Neural Radiance Fields (NeRF) have shown remarkable success in representing 3D scenes and generating novel views. However, they often struggle with aliasing artifacts, especially when rendering images from different camera distances from the training views. To address the issue, Mip-NeRF proposed using volumetric frustums to render a pixel and suggested integrated positional encoding (IPE). While effective, this approach requires long training times due to its reliance on MLP architecture. In this work, we propose a novel anti-aliasing technique that utilizes grid-based representations, usually showing significantly faster training time. In addition, we exploit frequency-domain representation to handle the aliasing problem inspired by the sampling theorem. The proposed method, FreqMipAA, utilizes scale-specific low-pass filtering (LPF) and learnable frequency masks. Scale-specific low-pass filters (LPF) prevent aliasing and prioritize important image details, and learnable masks effectively remove problematic high-frequency elements while retaining essential information. By employing a scale-specific LPF and trainable masks, FreqMipAA can effectively eliminate the aliasing factor while retaining important details. We validated the proposed technique by incorporating it into a widely used grid-based method. The experimental results have shown that the FreqMipAA effectively resolved the aliasing issues and achieved state-of-the-art results in the multi-scale Blender dataset. Our code is available at https://github.com/yi0109/FreqMipAA .
Paper Structure (18 sections, 5 equations, 3 figures, 2 tables)

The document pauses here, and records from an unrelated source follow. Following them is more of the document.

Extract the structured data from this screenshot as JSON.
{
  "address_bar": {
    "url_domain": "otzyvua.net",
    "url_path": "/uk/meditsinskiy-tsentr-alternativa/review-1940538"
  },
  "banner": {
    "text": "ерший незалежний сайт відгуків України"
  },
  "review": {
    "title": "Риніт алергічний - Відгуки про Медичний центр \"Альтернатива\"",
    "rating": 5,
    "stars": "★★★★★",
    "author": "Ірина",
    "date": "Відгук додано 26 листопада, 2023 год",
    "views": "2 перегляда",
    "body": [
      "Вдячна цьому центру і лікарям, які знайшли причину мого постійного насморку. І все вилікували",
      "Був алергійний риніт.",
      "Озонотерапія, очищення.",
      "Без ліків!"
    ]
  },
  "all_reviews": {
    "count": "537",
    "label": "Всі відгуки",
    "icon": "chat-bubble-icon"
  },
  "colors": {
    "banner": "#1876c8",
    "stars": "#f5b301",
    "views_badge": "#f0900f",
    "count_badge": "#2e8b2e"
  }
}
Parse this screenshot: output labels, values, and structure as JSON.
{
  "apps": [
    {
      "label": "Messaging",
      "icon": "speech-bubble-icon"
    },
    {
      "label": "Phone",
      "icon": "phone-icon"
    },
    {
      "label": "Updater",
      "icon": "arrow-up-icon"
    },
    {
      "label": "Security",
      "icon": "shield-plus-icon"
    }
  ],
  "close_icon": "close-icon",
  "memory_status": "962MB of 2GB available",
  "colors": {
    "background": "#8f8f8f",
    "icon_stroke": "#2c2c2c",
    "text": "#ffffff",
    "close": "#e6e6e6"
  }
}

This paper contains 18 sections, 5 equations, 3 figures, 2 tables.

Figures (3)

  • Figure 1: The overall architecture of our model begins with training a shared grid in the frequency domain. This is followed by scale-specific low-pass filters designed to facilitate focus on crucial information. Subsequently, learnable frequency masks are applied to further refine frequency grids. To enhance visual clarity, the grid is shown as a basic square shape, even though it is fundamentally a vector matrix structure. The $\odot$ represents element-wise multiplication.
  • Figure 2: Scale-specific feature maps(Top) and masks(Bottom) at 1x, 1/2x, 1/4x, and 1/8x capture global structure and local details for improved picture reconstruction
  • Figure 3: A qualitative evaluation of FreqMipAA against the Ground Truth, TensoRF and Tri-MipRF on Blender dataset. The zoomed sections of images rendered at four distinct scales are displayed.